We wanted to bring a different style to the music of Buba Maises. Puppets add a benefit in that they can do things that normal people can not do, and people love it. As for the style of music, we try to draw the line of accepted Jewish music, but yet take it one step further.
We are always getting comments from people all over the world who are very connected to the music even though they do not come from the world of Torah. Chanan’s virtuoso ability as a singer plays a serious role here because it has the ability to be expressed in authentic high Rock ‘n Roll tones, while sounding great, and it really gets people to connect and love the music.
What about your recent concert with Avraham Fried?
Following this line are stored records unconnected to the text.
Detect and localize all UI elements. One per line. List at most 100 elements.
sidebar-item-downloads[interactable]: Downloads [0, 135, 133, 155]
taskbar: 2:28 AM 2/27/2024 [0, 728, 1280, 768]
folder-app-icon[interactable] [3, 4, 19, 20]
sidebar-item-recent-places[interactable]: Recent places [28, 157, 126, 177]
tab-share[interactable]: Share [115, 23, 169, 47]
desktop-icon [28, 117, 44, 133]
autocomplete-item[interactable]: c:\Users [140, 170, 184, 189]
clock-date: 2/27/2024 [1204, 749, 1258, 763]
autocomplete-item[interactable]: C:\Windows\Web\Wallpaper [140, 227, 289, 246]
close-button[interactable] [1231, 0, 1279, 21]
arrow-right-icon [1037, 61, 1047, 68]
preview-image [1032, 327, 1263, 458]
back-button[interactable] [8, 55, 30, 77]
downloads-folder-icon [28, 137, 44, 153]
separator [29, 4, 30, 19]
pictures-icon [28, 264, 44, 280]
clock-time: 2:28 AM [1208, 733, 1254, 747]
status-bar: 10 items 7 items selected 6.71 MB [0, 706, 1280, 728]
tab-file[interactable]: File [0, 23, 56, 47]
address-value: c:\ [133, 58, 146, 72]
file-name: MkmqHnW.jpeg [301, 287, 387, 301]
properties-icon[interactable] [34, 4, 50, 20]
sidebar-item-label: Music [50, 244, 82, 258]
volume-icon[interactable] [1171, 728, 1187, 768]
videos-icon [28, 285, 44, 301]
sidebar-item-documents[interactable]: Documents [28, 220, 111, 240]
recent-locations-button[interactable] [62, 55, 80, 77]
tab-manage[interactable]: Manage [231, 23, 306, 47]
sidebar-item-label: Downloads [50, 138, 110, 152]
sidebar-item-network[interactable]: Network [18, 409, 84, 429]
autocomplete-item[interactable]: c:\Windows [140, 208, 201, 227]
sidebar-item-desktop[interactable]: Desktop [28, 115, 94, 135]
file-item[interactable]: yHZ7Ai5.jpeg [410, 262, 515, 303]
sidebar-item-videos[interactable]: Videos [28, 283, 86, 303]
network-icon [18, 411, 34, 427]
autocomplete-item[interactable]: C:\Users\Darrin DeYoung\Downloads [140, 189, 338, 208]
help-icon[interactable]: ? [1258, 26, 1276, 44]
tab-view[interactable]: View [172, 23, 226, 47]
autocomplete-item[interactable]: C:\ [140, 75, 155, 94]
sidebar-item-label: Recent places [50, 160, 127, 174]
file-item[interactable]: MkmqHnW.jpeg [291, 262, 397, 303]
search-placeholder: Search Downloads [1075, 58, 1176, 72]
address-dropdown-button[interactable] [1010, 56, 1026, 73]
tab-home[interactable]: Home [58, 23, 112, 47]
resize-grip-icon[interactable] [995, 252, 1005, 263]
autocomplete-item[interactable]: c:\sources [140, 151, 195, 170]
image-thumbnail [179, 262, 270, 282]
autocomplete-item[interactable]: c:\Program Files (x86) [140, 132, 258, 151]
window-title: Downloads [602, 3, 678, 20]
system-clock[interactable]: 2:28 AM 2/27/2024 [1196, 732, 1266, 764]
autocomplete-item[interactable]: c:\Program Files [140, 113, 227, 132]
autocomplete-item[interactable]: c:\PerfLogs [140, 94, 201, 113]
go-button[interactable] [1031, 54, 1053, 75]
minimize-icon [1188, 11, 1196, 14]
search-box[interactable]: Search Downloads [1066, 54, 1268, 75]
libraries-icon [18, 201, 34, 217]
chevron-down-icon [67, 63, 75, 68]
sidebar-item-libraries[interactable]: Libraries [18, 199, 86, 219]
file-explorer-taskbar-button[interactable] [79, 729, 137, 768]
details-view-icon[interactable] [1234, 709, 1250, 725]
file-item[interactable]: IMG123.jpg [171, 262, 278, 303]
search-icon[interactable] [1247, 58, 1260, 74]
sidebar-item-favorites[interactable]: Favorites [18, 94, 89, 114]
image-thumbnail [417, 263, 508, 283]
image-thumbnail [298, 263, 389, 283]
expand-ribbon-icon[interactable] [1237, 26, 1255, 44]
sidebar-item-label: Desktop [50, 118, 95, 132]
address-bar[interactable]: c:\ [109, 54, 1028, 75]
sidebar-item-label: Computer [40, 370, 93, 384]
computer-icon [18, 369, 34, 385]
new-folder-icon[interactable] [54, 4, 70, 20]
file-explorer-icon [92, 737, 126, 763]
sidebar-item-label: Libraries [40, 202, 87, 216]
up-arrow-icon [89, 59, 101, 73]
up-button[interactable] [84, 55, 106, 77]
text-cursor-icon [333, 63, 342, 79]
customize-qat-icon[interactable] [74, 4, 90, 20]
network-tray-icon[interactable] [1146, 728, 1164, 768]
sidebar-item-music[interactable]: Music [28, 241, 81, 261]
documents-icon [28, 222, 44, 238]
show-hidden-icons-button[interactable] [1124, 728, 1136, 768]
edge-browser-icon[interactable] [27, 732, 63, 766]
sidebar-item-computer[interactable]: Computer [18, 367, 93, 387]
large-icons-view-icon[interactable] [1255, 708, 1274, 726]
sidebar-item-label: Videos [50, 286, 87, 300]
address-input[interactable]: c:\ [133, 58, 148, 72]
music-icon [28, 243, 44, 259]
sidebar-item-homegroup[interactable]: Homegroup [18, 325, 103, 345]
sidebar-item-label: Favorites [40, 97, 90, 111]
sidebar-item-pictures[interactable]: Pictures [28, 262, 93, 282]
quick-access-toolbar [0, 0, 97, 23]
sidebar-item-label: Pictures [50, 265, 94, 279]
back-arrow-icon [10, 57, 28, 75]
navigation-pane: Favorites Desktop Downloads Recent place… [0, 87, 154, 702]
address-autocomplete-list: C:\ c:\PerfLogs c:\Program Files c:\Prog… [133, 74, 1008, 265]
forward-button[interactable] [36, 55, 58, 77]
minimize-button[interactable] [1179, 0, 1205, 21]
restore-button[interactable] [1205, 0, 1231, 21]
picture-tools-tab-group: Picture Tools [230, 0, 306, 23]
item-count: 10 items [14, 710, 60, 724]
How did that go? Any other future plans with top names?
We had the special opportunity to appear with Avraham Fried at the giant Sultan’s Pool in Jerusalem. We appeared after a funny clip that was screened in the middle of the show, and the band ended up singing the song “Moriah” in a duet with Fried – each in his own style. Besides being one of the most amazing and humble people we’ve ever worked with, and besides being a great musician, was a great actor and collaborated happily with the puppets. The audience, which was not expecting a surprise in the form of a puppet show with Fried, responded very enthusiastically! We are going to cooperate with a few leading bands and singers in the Jewish music market and we’ll post more duets and clips. Keep posted for surprises soon! :)
Who would you most like to perform with?
Since our duet with Avraham Fried, we get calls constantly from musicians who want to cooperate with us. Currently we are exploring all options. Hopefully you will soon see the doll’s surprising duets with artists we all know and love.
What’s your message?
Our message is Ahavat Yisrael. We find ourselves recently appeared in various Jewish communities in the U.S., Amsterdam, Germany, Canada, Hong Kong and in fact any place where there are Jews, and every time, we are surprised again to hear how, through the puppets, the crowd feels closer to Judaism and to the Jewish people.